I was right behind her watching all of this with immense pride, but not as a moment of civil rights progress, but simply as an American. She was my boss, and I thought the world of her.

Only later did I reflect on the broader civil rights symbolism—a daughter of the segregated South—raised in Birmingham, Alabama—during the height of the struggle for civil rights, with sit-in’s, riots and even bombings happening in her city. Condoleezza Rice was 8 years old when the Ku Klux Klan bombed a local church in Birmingham, killing four school-aged girls. One of those girls, Denise McNair, was a friend of Condi’s. They used to play dolls together.

Over five decades later, through hard work, grace, dignity and intelligence, she rose to become one of the most powerful people in the world, and I watched as all the white foreign ministers of Europe scrambled just to stand next to her. Wow!

The day after I finished working for Condoleezza Rice in January 2009, I went to a parade. It was not just any parade. It was the inauguration parade to celebrate the first African-American President of the United States.
Now, a few of you might be surprised by this, but my view was that whether you were a Democrat or a Republican, this was a momentous day for civil rights in America.

The weather was cold, the sun was shining, and the arc was broad and clear.

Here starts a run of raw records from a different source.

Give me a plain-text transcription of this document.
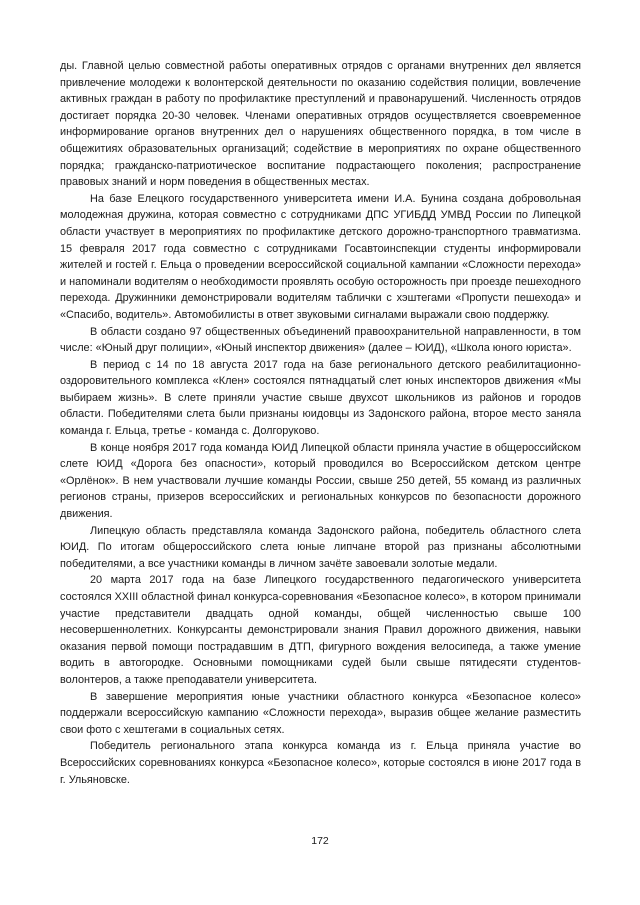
ды. Главной целью совместной работы оперативных отрядов с органами внутренних дел является привлечение молодежи к волонтерской деятельности по оказанию содействия полиции, вовлечение активных граждан в работу по профилактике преступлений и правонарушений. Численность отрядов достигает порядка 20-30 человек. Членами оперативных отрядов осуществляется своевременное информирование органов внутренних дел о нарушениях общественного порядка, в том числе в общежитиях образовательных организаций; содействие в мероприятиях по охране общественного порядка; гражданско-патриотическое воспитание подрастающего поколения; распространение правовых знаний и норм поведения в общественных местах.

На базе Елецкого государственного университета имени И.А. Бунина создана добровольная молодежная дружина, которая совместно с сотрудниками ДПС УГИБДД УМВД России по Липецкой области участвует в мероприятиях по профилактике детского дорожно-транспортного травматизма. 15 февраля 2017 года совместно с сотрудниками Госавтоинспекции студенты информировали жителей и гостей г. Ельца о проведении всероссийской социальной кампании «Сложности перехода» и напоминали водителям о необходимости проявлять особую осторожность при проезде пешеходного перехода. Дружинники демонстрировали водителям таблички с хэштегами «Пропусти пешехода» и «Спасибо, водитель». Автомобилисты в ответ звуковыми сигналами выражали свою поддержку.

В области создано 97 общественных объединений правоохранительной направленности, в том числе: «Юный друг полиции», «Юный инспектор движения» (далее – ЮИД), «Школа юного юриста».

В период с 14 по 18 августа 2017 года на базе регионального детского реабилитационно-оздоровительного комплекса «Клен» состоялся пятнадцатый слет юных инспекторов движения «Мы выбираем жизнь». В слете приняли участие свыше двухсот школьников из районов и городов области. Победителями слета были признаны юидовцы из Задонского района, второе место заняла команда г. Ельца, третье - команда с. Долгоруково.

В конце ноября 2017 года команда ЮИД Липецкой области приняла участие в общероссийском слете ЮИД «Дорога без опасности», который проводился во Всероссийском детском центре «Орлёнок». В нем участвовали лучшие команды России, свыше 250 детей, 55 команд из различных регионов страны, призеров всероссийских и региональных конкурсов по безопасности дорожного движения.

Липецкую область представляла команда Задонского района, победитель областного слета ЮИД. По итогам общероссийского слета юные липчане второй раз признаны абсолютными победителями, а все участники команды в личном зачёте завоевали золотые медали.

20 марта 2017 года на базе Липецкого государственного педагогического университета состоялся XXIII областной финал конкурса-соревнования «Безопасное колесо», в котором принимали участие представители двадцать одной команды, общей численностью свыше 100 несовершеннолетних. Конкурсанты демонстрировали знания Правил дорожного движения, навыки оказания первой помощи пострадавшим в ДТП, фигурного вождения велосипеда, а также умение водить в автогородке. Основными помощниками судей были свыше пятидесяти студентов-волонтеров, а также преподаватели университета.

В завершение мероприятия юные участники областного конкурса «Безопасное колесо» поддержали всероссийскую кампанию «Сложности перехода», выразив общее желание разместить свои фото с хештегами в социальных сетях.

Победитель регионального этапа конкурса команда из г. Ельца приняла участие во Всероссийских соревнованиях конкурса «Безопасное колесо», которые состоялся в июне 2017 года в г. Ульяновске.

172
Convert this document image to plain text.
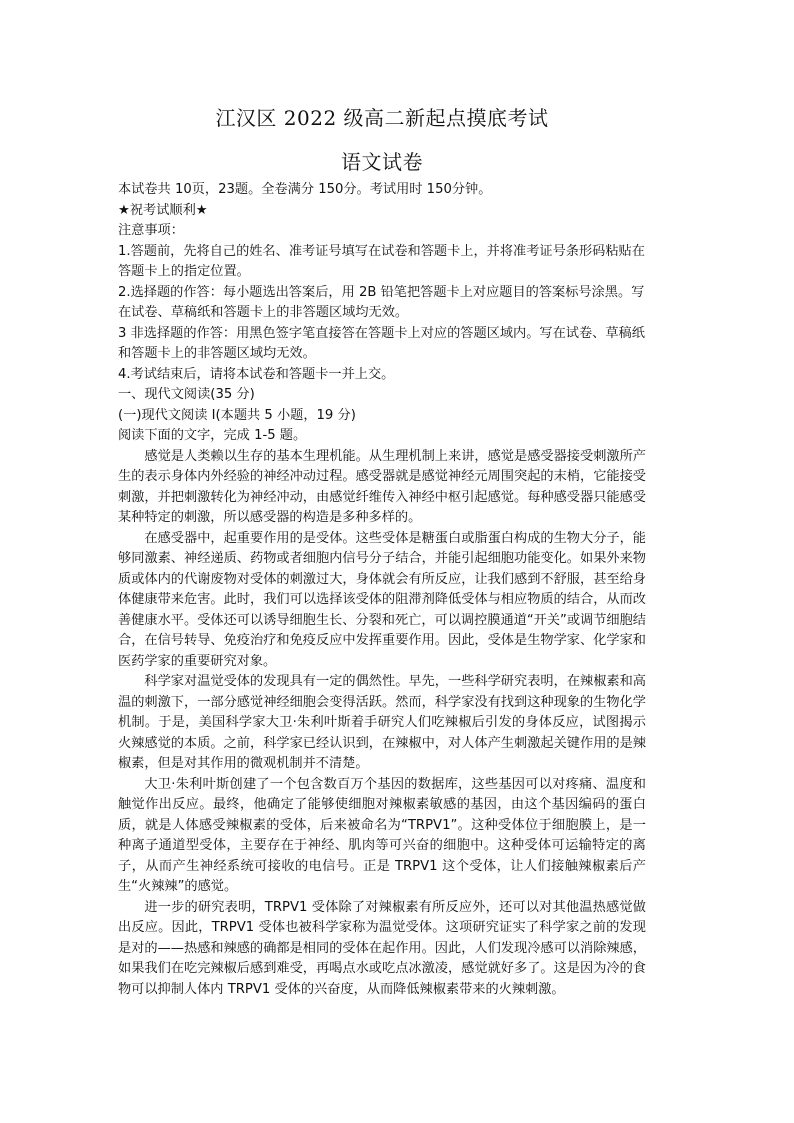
江汉区 2022 级高二新起点摸底考试
语文试卷

本试卷共 10页，23题。全卷满分 150分。考试用时 150分钟。

★祝考试顺利★

注意事项：

1.答题前，先将自己的姓名、准考证号填写在试卷和答题卡上，并将准考证号条形码粘贴在答题卡上的指定位置。

2.选择题的作答：每小题选出答案后，用 2B 铅笔把答题卡上对应题目的答案标号涂黑。写在试卷、草稿纸和答题卡上的非答题区域均无效。

3 非选择题的作答：用黑色签字笔直接答在答题卡上对应的答题区域内。写在试卷、草稿纸和答题卡上的非答题区域均无效。

4.考试结束后，请将本试卷和答题卡一并上交。

一、现代文阅读(35 分)

(一)现代文阅读 I(本题共 5 小题，19 分)

阅读下面的文字，完成 1-5 题。

感觉是人类赖以生存的基本生理机能。从生理机制上来讲，感觉是感受器接受刺激所产生的表示身体内外经验的神经冲动过程。感受器就是感觉神经元周围突起的末梢，它能接受刺激，并把刺激转化为神经冲动，由感觉纤维传入神经中枢引起感觉。每种感受器只能感受某种特定的刺激，所以感受器的构造是多种多样的。

在感受器中，起重要作用的是受体。这些受体是糖蛋白或脂蛋白构成的生物大分子，能够同激素、神经递质、药物或者细胞内信号分子结合，并能引起细胞功能变化。如果外来物质或体内的代谢废物对受体的刺激过大，身体就会有所反应，让我们感到不舒服，甚至给身体健康带来危害。此时，我们可以选择该受体的阻滞剂降低受体与相应物质的结合，从而改善健康水平。受体还可以诱导细胞生长、分裂和死亡，可以调控膜通道“开关”或调节细胞结合，在信号转导、免疫治疗和免疫反应中发挥重要作用。因此，受体是生物学家、化学家和医药学家的重要研究对象。

科学家对温觉受体的发现具有一定的偶然性。早先，一些科学研究表明，在辣椒素和高温的刺激下，一部分感觉神经细胞会变得活跃。然而，科学家没有找到这种现象的生物化学机制。于是，美国科学家大卫·朱利叶斯着手研究人们吃辣椒后引发的身体反应，试图揭示火辣感觉的本质。之前，科学家已经认识到，在辣椒中，对人体产生刺激起关键作用的是辣椒素，但是对其作用的微观机制并不清楚。

大卫·朱利叶斯创建了一个包含数百万个基因的数据库，这些基因可以对疼痛、温度和触觉作出反应。最终，他确定了能够使细胞对辣椒素敏感的基因，由这个基因编码的蛋白质，就是人体感受辣椒素的受体，后来被命名为“TRPV1”。这种受体位于细胞膜上，是一种离子通道型受体，主要存在于神经、肌肉等可兴奋的细胞中。这种受体可运输特定的离子，从而产生神经系统可接收的电信号。正是 TRPV1 这个受体，让人们接触辣椒素后产生“火辣辣”的感觉。

进一步的研究表明，TRPV1 受体除了对辣椒素有所反应外，还可以对其他温热感觉做出反应。因此，TRPV1 受体也被科学家称为温觉受体。这项研究证实了科学家之前的发现是对的——热感和辣感的确都是相同的受体在起作用。因此，人们发现冷感可以消除辣感，如果我们在吃完辣椒后感到难受，再喝点水或吃点冰激凌，感觉就好多了。这是因为冷的食物可以抑制人体内 TRPV1 受体的兴奋度，从而降低辣椒素带来的火辣刺激。
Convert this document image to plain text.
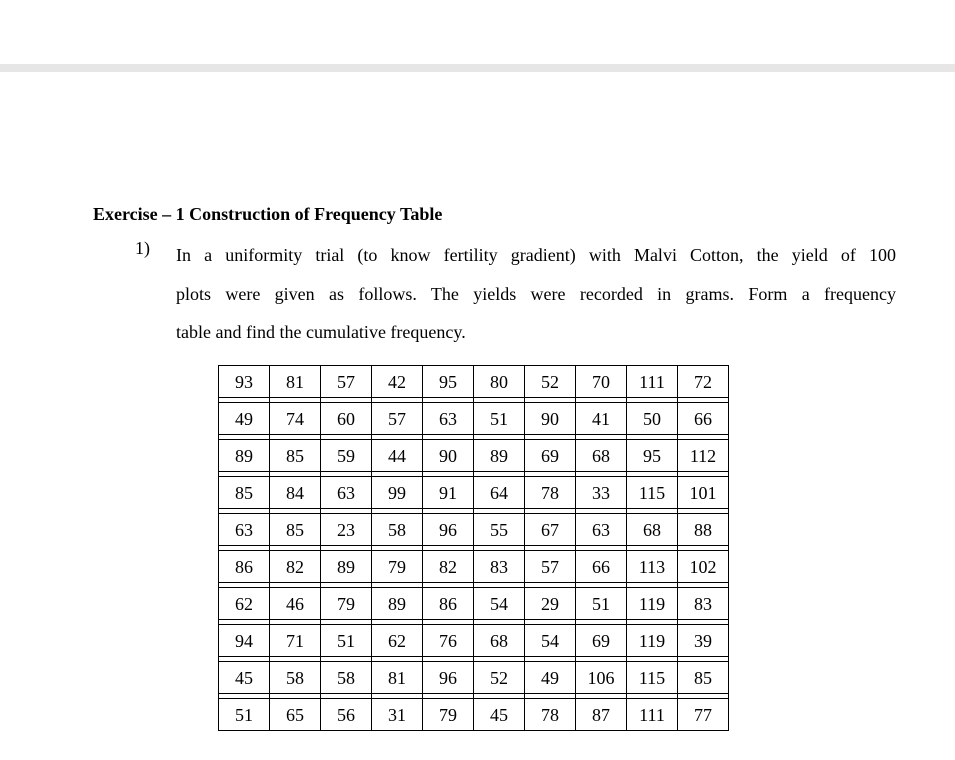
Exercise – 1 Construction of Frequency Table
1) In a uniformity trial (to know fertility gradient) with Malvi Cotton, the yield of 100
plots were given as follows. The yields were recorded in grams. Form a frequency
table and find the cumulative frequency.
93	81	57	42	95	80	52	70	111	72

49	74	60	57	63	51	90	41	50	66

89	85	59	44	90	89	69	68	95	112

85	84	63	99	91	64	78	33	115	101

63	85	23	58	96	55	67	63	68	88

86	82	89	79	82	83	57	66	113	102

62	46	79	89	86	54	29	51	119	83

94	71	51	62	76	68	54	69	119	39

45	58	58	81	96	52	49	106	115	85

51	65	56	31	79	45	78	87	111	77
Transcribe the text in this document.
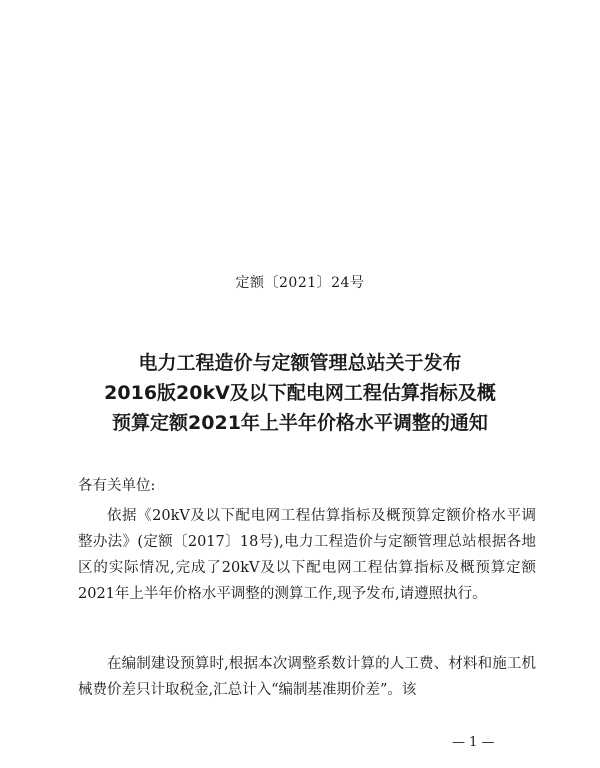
定额〔2021〕24号
电力工程造价与定额管理总站关于发布
2016版20kV及以下配电网工程估算指标及概
预算定额2021年上半年价格水平调整的通知
各有关单位:
依据《20kV及以下配电网工程估算指标及概预算定额价格水平调整办法》(定额〔2017〕18号),电力工程造价与定额管理总站根据各地区的实际情况,完成了20kV及以下配电网工程估算指标及概预算定额2021年上半年价格水平调整的测算工作,现予发布,请遵照执行。
在编制建设预算时,根据本次调整系数计算的人工费、材料和施工机械费价差只计取税金,汇总计入“编制基准期价差”。该
— 1 —
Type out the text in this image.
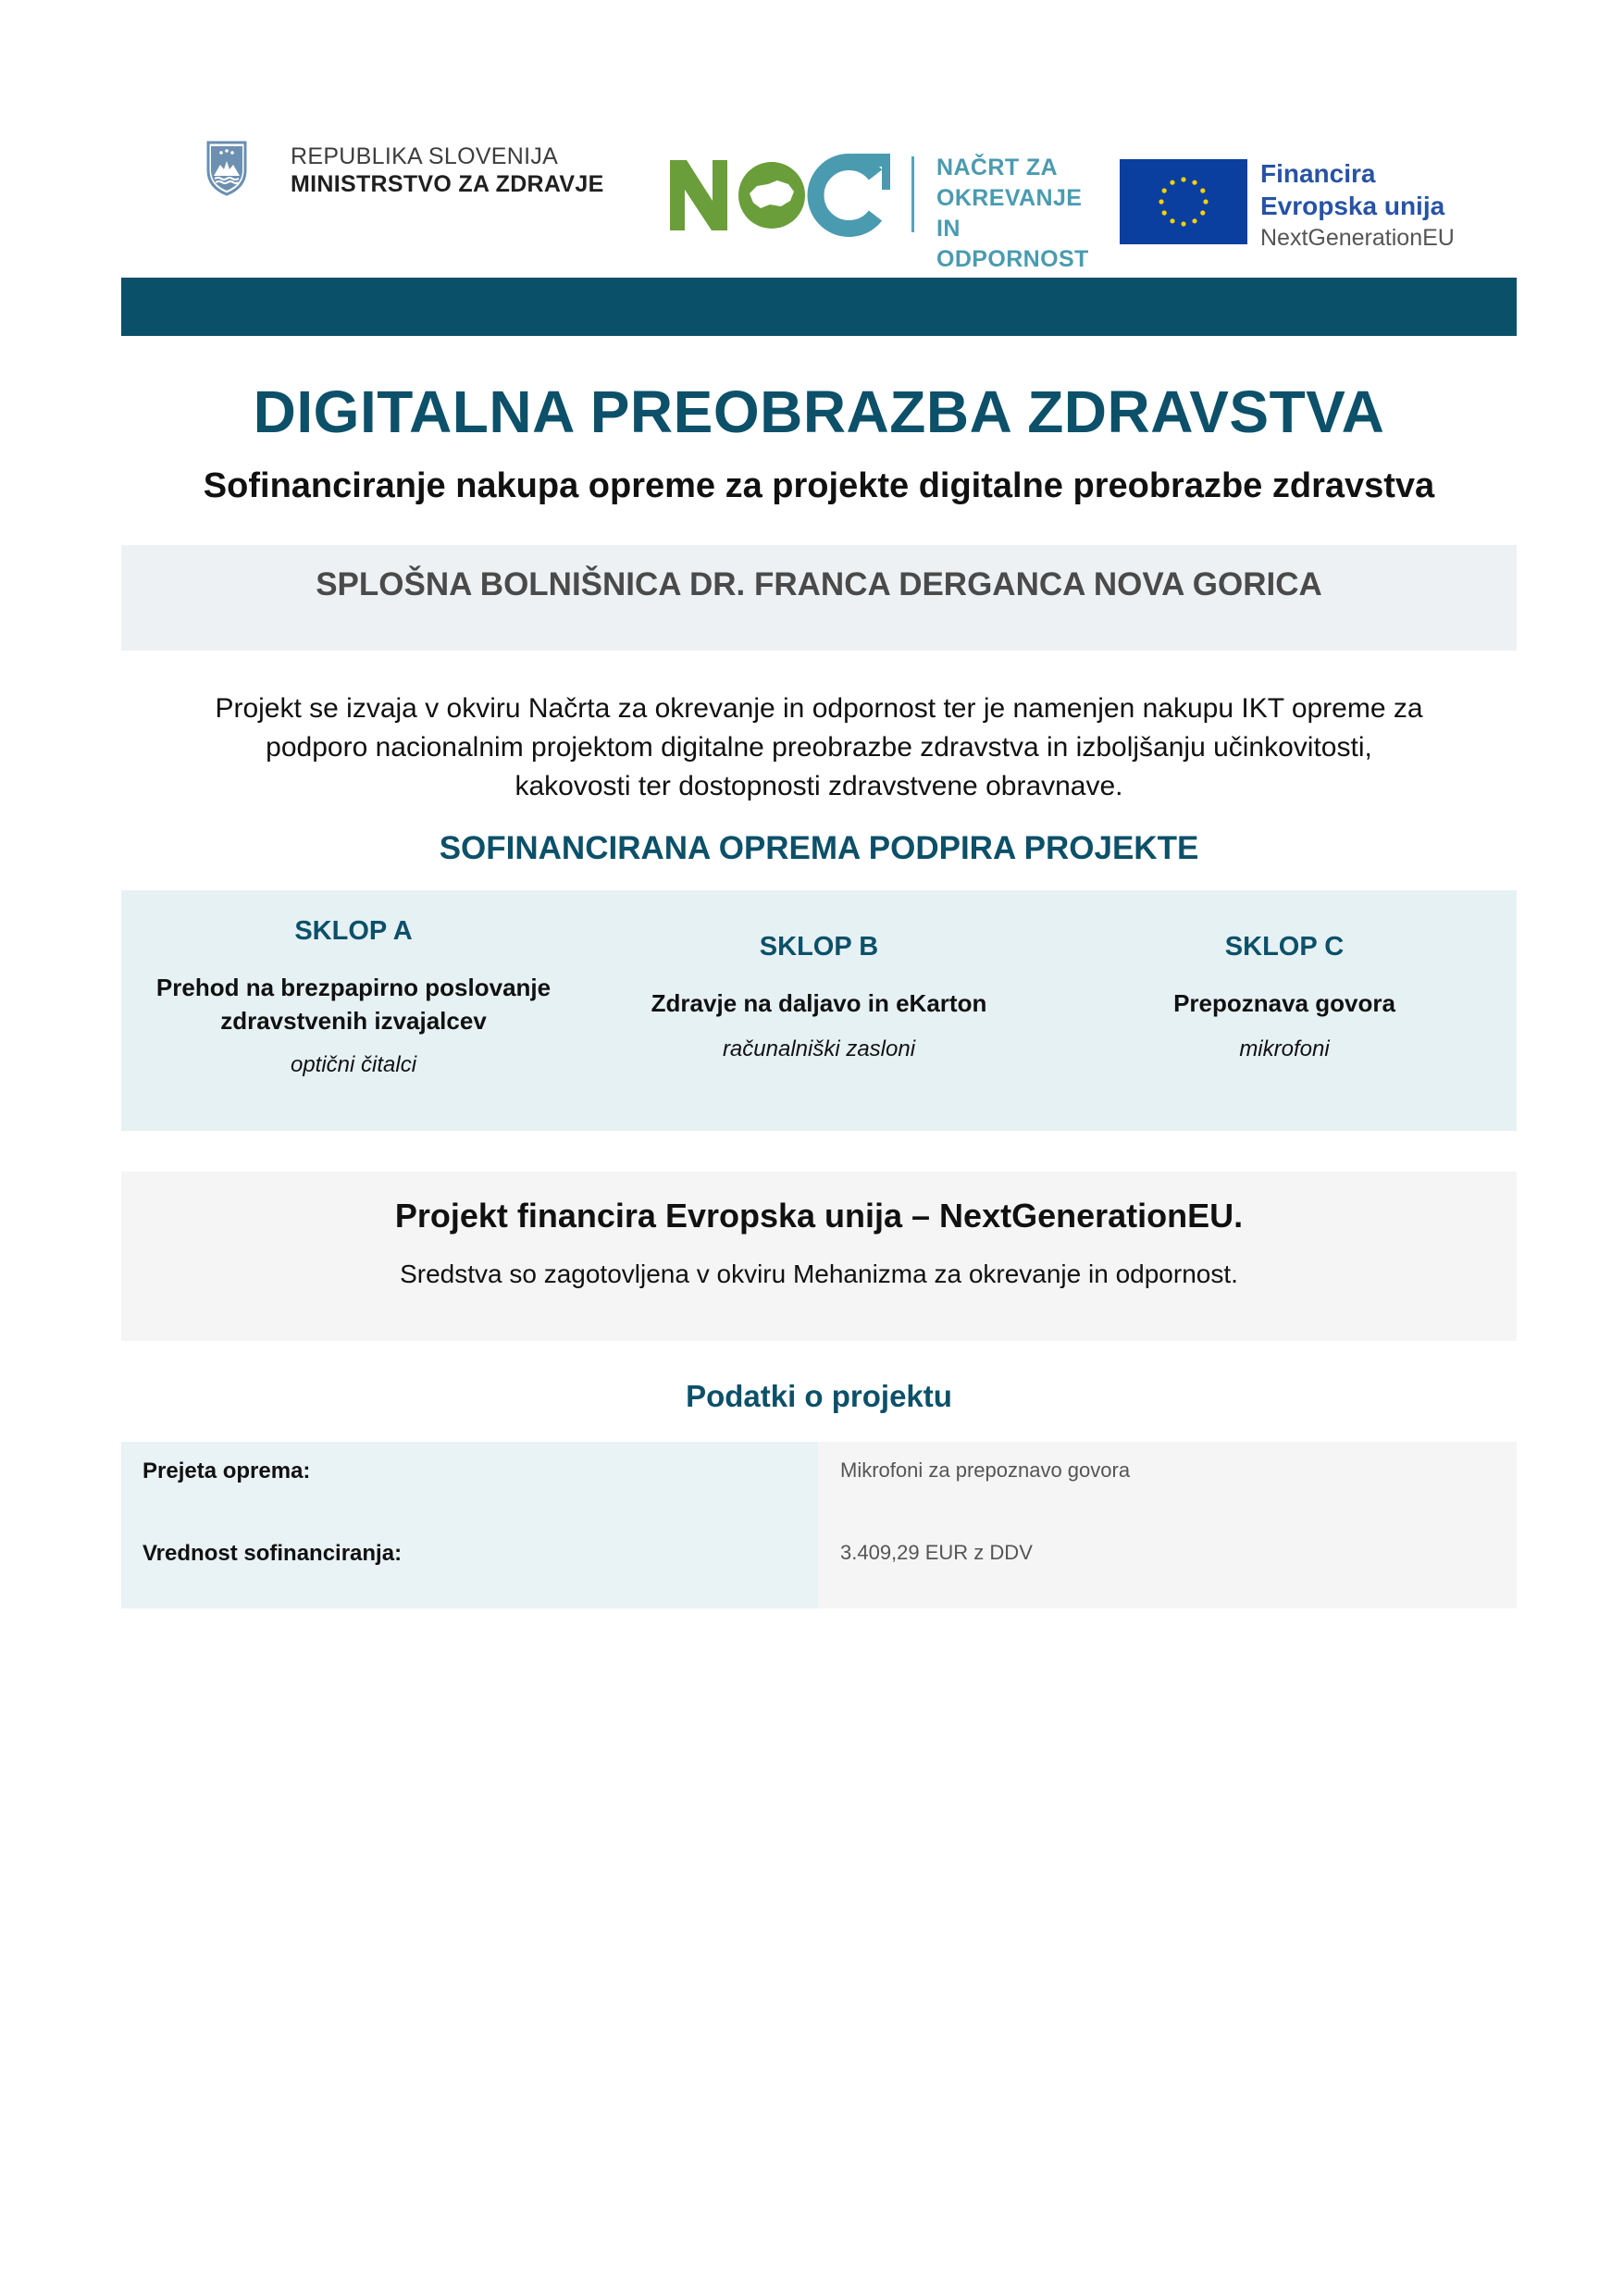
REPUBLIKA SLOVENIJA
MINISTRSTVO ZA ZDRAVJE
NAČRT ZA
OKREVANJE
IN ODPORNOST
Financira
Evropska unija
NextGenerationEU
DIGITALNA PREOBRAZBA ZDRAVSTVA
Sofinanciranje nakupa opreme za projekte digitalne preobrazbe zdravstva
SPLOŠNA BOLNIŠNICA DR. FRANCA DERGANCA NOVA GORICA
Projekt se izvaja v okviru Načrta za okrevanje in odpornost ter je namenjen nakupu IKT opreme za
podporo nacionalnim projektom digitalne preobrazbe zdravstva in izboljšanju učinkovitosti,
kakovosti ter dostopnosti zdravstvene obravnave.
SOFINANCIRANA OPREMA PODPIRA PROJEKTE
SKLOP A
Prehod na brezpapirno poslovanje
zdravstvenih izvajalcev
optični čitalci
SKLOP B
Zdravje na daljavo in eKarton
računalniški zasloni
SKLOP C
Prepoznava govora
mikrofoni
Projekt financira Evropska unija – NextGenerationEU.
Sredstva so zagotovljena v okviru Mehanizma za okrevanje in odpornost.
Podatki o projektu
Prejeta oprema:
Vrednost sofinanciranja:
Mikrofoni za prepoznavo govora
3.409,29 EUR z DDV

I wanted my family—my beautiful Athabaskan wife and our daughters—to witness and physically be present at this very important day in American history.

Now, of course, we all know that not all momentous occasions in the struggle for civil rights are good ones.
Let me transport you to Charleston South Carolina, to the Emanuel African Methodist Episcopal Church—a sanctuary since its founding in 1816. One of America’s most famous places of worship for generations, for over two centuries it has been a beacon against bigotry and hatred.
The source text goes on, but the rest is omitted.